Jonathan Bourne, director of Bourne Amenity, tell us why crushed brick is the right choice for green roofs
There are various methods of meeting the German FLL specifications for extensive green roof substrates as highlighted in the amended 2008 FLL guidelines. If we take a standard extensive green roof, which will predominantly consist of low maintenance sedum plants, the key parameters are drainage and percolation, nutrients and the all-important saturated bulk density for the one-in-100-year weather event. Bourne Amenity has worked with a variety of primary materials over the past 10 years in order to locate the perfect substrate blend to not only suit the plant health, but to also tie in with the environmental credentials that these green roofs
seek to conform to.
The ideal material needs to be lightweight, permeable and non-toxic. Once we have found this ideal base material then the amendments of compost, composted bark fines or in some cases reconstituted peat, would give us the range of green roof blends to suit standard sedum planting, along with low fertility and ericaceous planting schemes.
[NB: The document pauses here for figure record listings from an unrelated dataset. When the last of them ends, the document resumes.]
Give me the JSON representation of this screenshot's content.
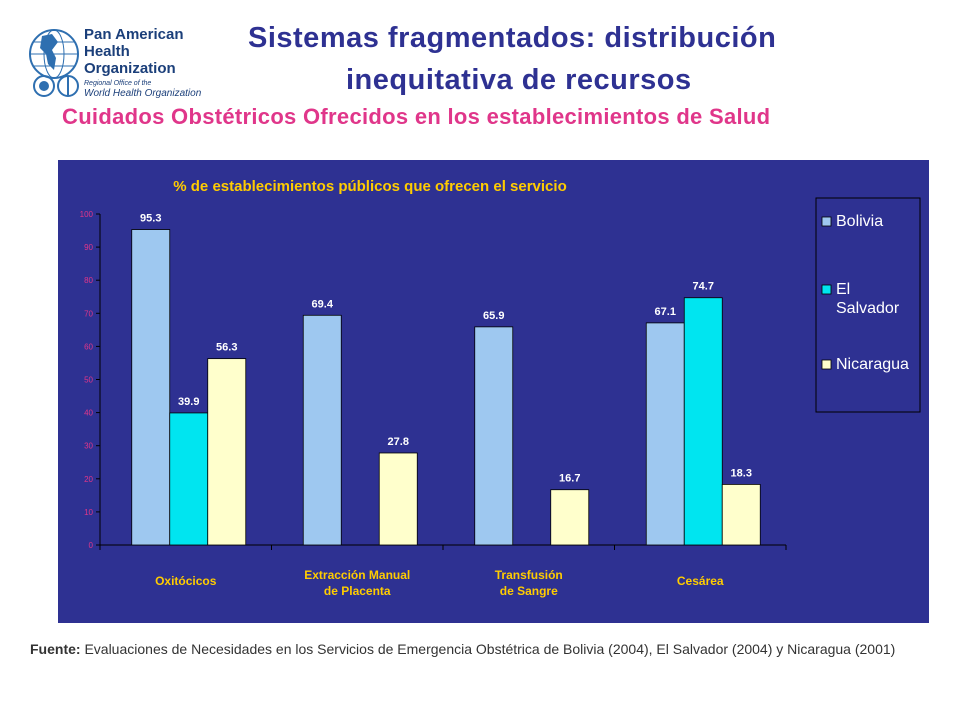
{
  "logo": {
    "line1": "Pan American",
    "line2": "Health",
    "line3": "Organization",
    "regional1": "Regional Office of the",
    "regional2": "World Health Organization"
  },
  "header": {
    "title_line1": "Sistemas fragmentados: distribución",
    "title_line2": "inequitativa de recursos",
    "subtitle": "Cuidados Obstétricos Ofrecidos en los establecimientos de Salud"
  },
  "chart_data": {
    "type": "bar",
    "title": "% de establecimientos públicos que ofrecen el servicio",
    "categories": [
      "Oxitócicos",
      "Extracción Manual de Placenta",
      "Transfusión de Sangre",
      "Cesárea"
    ],
    "category_lines": [
      [
        "Oxitócicos"
      ],
      [
        "Extracción Manual",
        "de Placenta"
      ],
      [
        "Transfusión",
        "de Sangre"
      ],
      [
        "Cesárea"
      ]
    ],
    "series": [
      {
        "name": "Bolivia",
        "color": "#9ec8f0",
        "values": [
          95.3,
          69.4,
          65.9,
          67.1
        ]
      },
      {
        "name": "El Salvador",
        "color": "#00e5f0",
        "values": [
          39.9,
          null,
          null,
          74.7
        ]
      },
      {
        "name": "Nicaragua",
        "color": "#ffffcc",
        "values": [
          56.3,
          27.8,
          16.7,
          18.3
        ]
      }
    ],
    "value_labels": [
      [
        "95.3",
        "39.9",
        "56.3"
      ],
      [
        "69.4",
        "",
        "27.8"
      ],
      [
        "65.9",
        "",
        "16.7"
      ],
      [
        "67.1",
        "74.7",
        "18.3"
      ]
    ],
    "ylim": [
      0,
      100
    ],
    "yticks": [
      "0",
      "10",
      "20",
      "30",
      "40",
      "50",
      "60",
      "70",
      "80",
      "90",
      "100"
    ],
    "legend_position": "right",
    "legend_lines": [
      [
        "Bolivia"
      ],
      [
        "El",
        "Salvador"
      ],
      [
        "Nicaragua"
      ]
    ],
    "grid": false,
    "colors": {
      "background": "#2e3192",
      "title": "#ffcc00",
      "tick_labels": "#e0368a",
      "value_labels": "#ffffff"
    }
  },
  "footer": {
    "label": "Fuente:",
    "text": " Evaluaciones de Necesidades en los Servicios de Emergencia Obstétrica de Bolivia (2004), El Salvador (2004) y Nicaragua (2001)"
  }
}
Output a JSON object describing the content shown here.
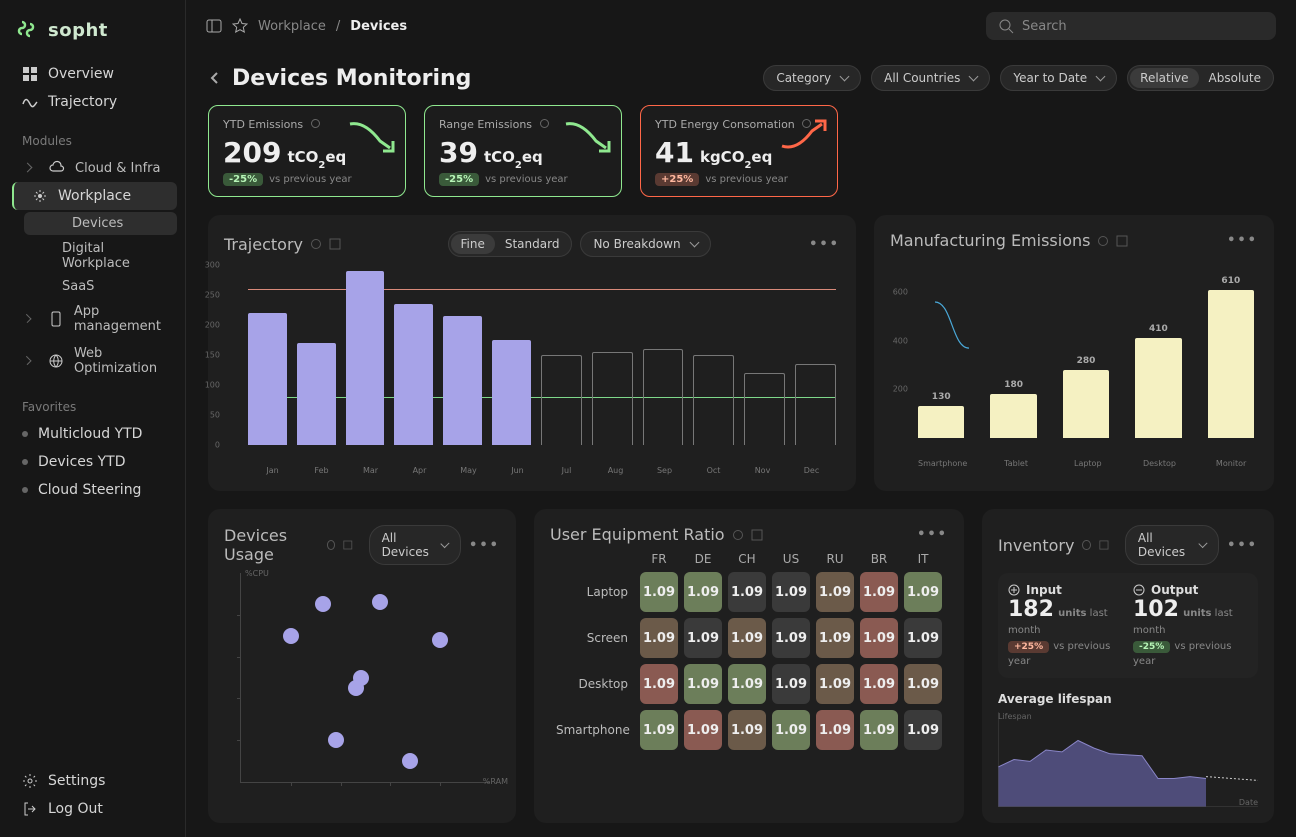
{
  "brand": "sopht",
  "breadcrumb": {
    "a": "Workplace",
    "b": "Devices"
  },
  "search_placeholder": "Search",
  "nav": {
    "overview": "Overview",
    "trajectory": "Trajectory",
    "modules_label": "Modules",
    "cloud": "Cloud & Infra",
    "workplace": "Workplace",
    "app": "App management",
    "web": "Web Optimization",
    "wp_devices": "Devices",
    "wp_digital": "Digital Workplace",
    "wp_saas": "SaaS",
    "fav_label": "Favorites",
    "fav1": "Multicloud YTD",
    "fav2": "Devices YTD",
    "fav3": "Cloud Steering",
    "settings": "Settings",
    "logout": "Log Out"
  },
  "page_title": "Devices Monitoring",
  "filters": {
    "category": "Category",
    "countries": "All Countries",
    "period": "Year to Date",
    "relative": "Relative",
    "absolute": "Absolute"
  },
  "kpis": [
    {
      "label": "YTD Emissions",
      "value": "209",
      "unit_a": "tCO",
      "unit_b": "eq",
      "delta": "-25%",
      "vs": "vs previous year",
      "trend": "down",
      "accent": "#8fe88f"
    },
    {
      "label": "Range Emissions",
      "value": "39",
      "unit_a": "tCO",
      "unit_b": "eq",
      "delta": "-25%",
      "vs": "vs previous year",
      "trend": "down",
      "accent": "#8fe88f"
    },
    {
      "label": "YTD Energy Consomation",
      "value": "41",
      "unit_a": "kgCO",
      "unit_b": "eq",
      "delta": "+25%",
      "vs": "vs previous year",
      "trend": "up",
      "accent": "#ff6748"
    }
  ],
  "trajectory": {
    "title": "Trajectory",
    "toggle": {
      "a": "Fine",
      "b": "Standard"
    },
    "breakdown": "No Breakdown",
    "ylim": [
      0,
      300
    ],
    "yticks": [
      0,
      50,
      100,
      150,
      200,
      250,
      300
    ],
    "red_threshold": 260,
    "green_threshold": 80,
    "months": [
      "Jan",
      "Feb",
      "Mar",
      "Apr",
      "May",
      "Jun",
      "Jul",
      "Aug",
      "Sep",
      "Oct",
      "Nov",
      "Dec"
    ],
    "values": [
      220,
      170,
      290,
      235,
      215,
      175,
      150,
      155,
      160,
      150,
      120,
      135
    ],
    "filled_count": 6,
    "fill_color": "#a7a3e8",
    "hollow_border": "#777",
    "red_line": "#d88a7a",
    "green_line": "#7ed88a"
  },
  "manu": {
    "title": "Manufacturing Emissions",
    "ylim": [
      0,
      700
    ],
    "yticks": [
      200,
      400,
      600
    ],
    "categories": [
      "Smartphone",
      "Tablet",
      "Laptop",
      "Desktop",
      "Monitor"
    ],
    "values": [
      130,
      180,
      280,
      410,
      610
    ],
    "bar_color": "#f5f1c2",
    "line_color": "#4aa8d8",
    "line_y": [
      560,
      370,
      190,
      445,
      390
    ]
  },
  "usage": {
    "title": "Devices Usage",
    "filter": "All Devices",
    "xlabel": "%RAM",
    "ylabel": "%CPU",
    "points": [
      [
        38,
        20
      ],
      [
        68,
        10
      ],
      [
        80,
        68
      ],
      [
        20,
        70
      ],
      [
        46,
        45
      ],
      [
        48,
        50
      ],
      [
        33,
        85
      ],
      [
        56,
        86
      ]
    ],
    "dot_color": "#a7a3e8"
  },
  "ratio": {
    "title": "User Equipment Ratio",
    "cols": [
      "FR",
      "DE",
      "CH",
      "US",
      "RU",
      "BR",
      "IT"
    ],
    "rows": [
      "Laptop",
      "Screen",
      "Desktop",
      "Smartphone"
    ],
    "value": "1.09",
    "colors": [
      [
        "g",
        "g",
        "d",
        "d",
        "b",
        "r",
        "g"
      ],
      [
        "b",
        "d",
        "b",
        "d",
        "b",
        "r",
        "d"
      ],
      [
        "r",
        "g",
        "g",
        "d",
        "b",
        "r",
        "b"
      ],
      [
        "g",
        "r",
        "b",
        "g",
        "r",
        "g",
        "d"
      ]
    ],
    "palette": {
      "g": "#6c7e5a",
      "b": "#6b5a49",
      "d": "#3a3a3a",
      "r": "#8a5a52"
    }
  },
  "inventory": {
    "title": "Inventory",
    "filter": "All Devices",
    "input": {
      "label": "Input",
      "value": "182",
      "units": "units",
      "suffix": "last month",
      "delta": "+25%",
      "vs": "vs previous year"
    },
    "output": {
      "label": "Output",
      "value": "102",
      "units": "units",
      "suffix": "last month",
      "delta": "-25%",
      "vs": "vs previous year"
    },
    "lifespan": {
      "title": "Average lifespan",
      "ylabel": "Lifespan",
      "xlabel": "Date",
      "area_color": "#5a5790",
      "dashed_color": "#cccccc",
      "area_y": [
        42,
        50,
        48,
        60,
        58,
        70,
        62,
        56,
        55,
        54,
        30,
        30,
        32,
        30
      ],
      "dashed_y": [
        32,
        30,
        28
      ]
    }
  }
}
We have found that the premium material that ticks all of the necessary boxes is crushed primary reject brick. Due to the intensive firing process, around 20% of bricks are deemed unusable due to minor faults that occur when they are processed under duress. We provide a home for these rejects by crushing them and screening down to a variety of grades (depending on the performance criteria).
The crushed clay bricks provide the perfect substrate for managing water retention and percolation, as well as weighing in at just under 1.00g/cm³ (as per FLL calculations) and providing the perfect habitat for green roof sedums. It is essential to use primary reject brick and not recycled to avoid the presence of concrete or any other potential contaminants.
Whilst some manufactures opt for the more expensive expanded clay products it has been proven that the crushed brick substrates have superior performance in the key FLL criteria over those made with similar lightweight materials. Another key advantage is from the recycling and environmental perspective, as the crushed bricks can be fed back into the construction industry through their implementation on green roofs and
help our brick manufacturers move toward a zero waste process.